AMD is trying to sharpen performance-per-watt, with an equal emphasis on power efficiency and performance enhancements. Technological advances like reductions in chip size, restructuring of transistors, new memory technologies, solid-state drives and software improvements will also help AMD in meeting its goals.
In the past six years, AMD has delivered a 10-times improvement in performance-per-watt through its chips. But the company is now taking a fine-grained look at circuitry so inactive parts can be shut down at the microsecond level when not in use.
AMD will achieve the energy-efficient improvements on both its x86 and ARM architecture chips, Naffziger said. The ARM processors, used in most smartphones and tablets, are considered more power-efficient than the x86 chips.
AMD's performance-per-watt improvement estimates over the next six years are based on the joint performance of CPUs and GPUs, which the company integrates on one chip. But much of the overall performance improvement recently has been driven by the GPU.

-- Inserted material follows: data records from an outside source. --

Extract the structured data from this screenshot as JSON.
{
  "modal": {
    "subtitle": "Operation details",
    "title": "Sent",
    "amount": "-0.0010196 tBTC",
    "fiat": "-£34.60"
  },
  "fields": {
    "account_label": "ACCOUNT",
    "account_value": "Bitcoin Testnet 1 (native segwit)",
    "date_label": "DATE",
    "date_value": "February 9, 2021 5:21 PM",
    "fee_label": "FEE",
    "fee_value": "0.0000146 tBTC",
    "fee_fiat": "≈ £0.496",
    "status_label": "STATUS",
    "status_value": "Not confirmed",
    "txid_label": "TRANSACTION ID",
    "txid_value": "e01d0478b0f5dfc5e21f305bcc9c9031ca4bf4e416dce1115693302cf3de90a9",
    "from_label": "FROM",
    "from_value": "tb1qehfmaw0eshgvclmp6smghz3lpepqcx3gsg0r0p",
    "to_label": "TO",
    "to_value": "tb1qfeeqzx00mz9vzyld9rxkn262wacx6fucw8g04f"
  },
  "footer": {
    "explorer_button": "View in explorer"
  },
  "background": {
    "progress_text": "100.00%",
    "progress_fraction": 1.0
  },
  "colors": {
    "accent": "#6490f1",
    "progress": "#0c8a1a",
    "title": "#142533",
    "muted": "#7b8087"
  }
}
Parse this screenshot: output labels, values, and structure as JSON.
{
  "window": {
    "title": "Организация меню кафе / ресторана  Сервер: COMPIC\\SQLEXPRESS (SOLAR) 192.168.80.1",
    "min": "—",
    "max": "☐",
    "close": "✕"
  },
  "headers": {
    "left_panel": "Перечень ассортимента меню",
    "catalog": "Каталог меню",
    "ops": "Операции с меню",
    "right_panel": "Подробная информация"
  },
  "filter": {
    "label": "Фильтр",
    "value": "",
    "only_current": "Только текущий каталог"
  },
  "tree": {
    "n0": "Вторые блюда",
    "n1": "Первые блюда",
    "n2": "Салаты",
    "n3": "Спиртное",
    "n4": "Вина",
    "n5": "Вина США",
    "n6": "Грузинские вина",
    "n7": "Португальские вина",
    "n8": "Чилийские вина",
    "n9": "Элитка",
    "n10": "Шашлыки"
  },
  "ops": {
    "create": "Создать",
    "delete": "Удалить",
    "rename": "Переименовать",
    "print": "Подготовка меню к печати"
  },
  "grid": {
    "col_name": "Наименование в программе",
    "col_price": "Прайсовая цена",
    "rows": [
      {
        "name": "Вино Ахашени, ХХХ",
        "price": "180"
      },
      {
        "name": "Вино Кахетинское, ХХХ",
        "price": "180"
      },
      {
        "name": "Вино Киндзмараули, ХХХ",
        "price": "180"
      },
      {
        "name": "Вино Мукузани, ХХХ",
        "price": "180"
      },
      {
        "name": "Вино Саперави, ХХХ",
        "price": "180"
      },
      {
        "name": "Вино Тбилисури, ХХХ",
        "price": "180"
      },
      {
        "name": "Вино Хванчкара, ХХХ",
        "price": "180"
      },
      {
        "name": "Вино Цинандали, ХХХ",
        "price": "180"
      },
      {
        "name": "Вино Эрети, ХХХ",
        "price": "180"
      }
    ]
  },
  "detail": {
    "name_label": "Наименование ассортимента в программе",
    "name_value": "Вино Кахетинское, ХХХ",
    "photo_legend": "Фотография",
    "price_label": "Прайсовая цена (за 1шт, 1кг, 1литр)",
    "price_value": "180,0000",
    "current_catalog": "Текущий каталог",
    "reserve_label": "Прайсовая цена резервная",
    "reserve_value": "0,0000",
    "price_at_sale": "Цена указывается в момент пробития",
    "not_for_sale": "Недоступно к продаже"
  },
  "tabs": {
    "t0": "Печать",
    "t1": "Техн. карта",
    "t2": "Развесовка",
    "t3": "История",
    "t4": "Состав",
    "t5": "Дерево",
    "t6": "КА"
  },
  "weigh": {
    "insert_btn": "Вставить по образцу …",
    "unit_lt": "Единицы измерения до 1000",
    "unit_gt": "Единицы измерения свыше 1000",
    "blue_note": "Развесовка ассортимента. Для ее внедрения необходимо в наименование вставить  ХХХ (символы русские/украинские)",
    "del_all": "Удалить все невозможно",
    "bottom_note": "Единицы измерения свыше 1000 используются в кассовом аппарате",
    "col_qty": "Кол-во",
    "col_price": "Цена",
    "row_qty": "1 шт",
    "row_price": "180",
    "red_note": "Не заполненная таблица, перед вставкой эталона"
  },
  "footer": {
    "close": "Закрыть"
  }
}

Manufacturing challenges have also made chips harder to reduce in size, so software and hardware modifications are key to bring more battery life to laptops. "Moore's Law isn't doing us any favors in power efficiency anymore," Naffziger said.
AMD is mainly counting on software improvements that make efficient use of CPUs and GPUs to reach its energy efficiency goals. The company is releasing parallel programming tools that harness the joint computing power of CPUs and GPUs. GPUs could offer 10 times more performance-per-watt in some cases, Naffziger said.
AMD's on-chip improvements include pooling memory resources that all processing units can access. The capability reduces latency and uses fewer system resources, contributing to overall energy efficiency. An early version of the pooled memory implementation is available in Microsoft's Xbox One and Sony's PlayStation 4, and also AMD's own Kaveri chips, released earlier this year.
At the chip level, AMD plans to implement fine-grained power-gating features, shutting and activating processing units at lower levels of circuitry than currently possible. Real-time performance trackers will be used so the right amounts of power are assigned to each active circuit.
"We can dynamically optimize it at the microsecond," Naffziger said.
For graphics, AMD will take power management down to each frame rate to provide just enough power to play video at specific resolutions. Graphics can be power hungry, and the goal is to cut the overhead, Naffziger said.
"There's a lot of opportunity to improve," Naffziger said.
Intel has been putting more voltage regulators on chips to control power consumption. But with chips getting smaller, loading too many voltage regulators may be costly and add complexity to chip design, Naffziger said. AMD will evaluate the number of voltage regulators and their capabilities to hit an optimal point.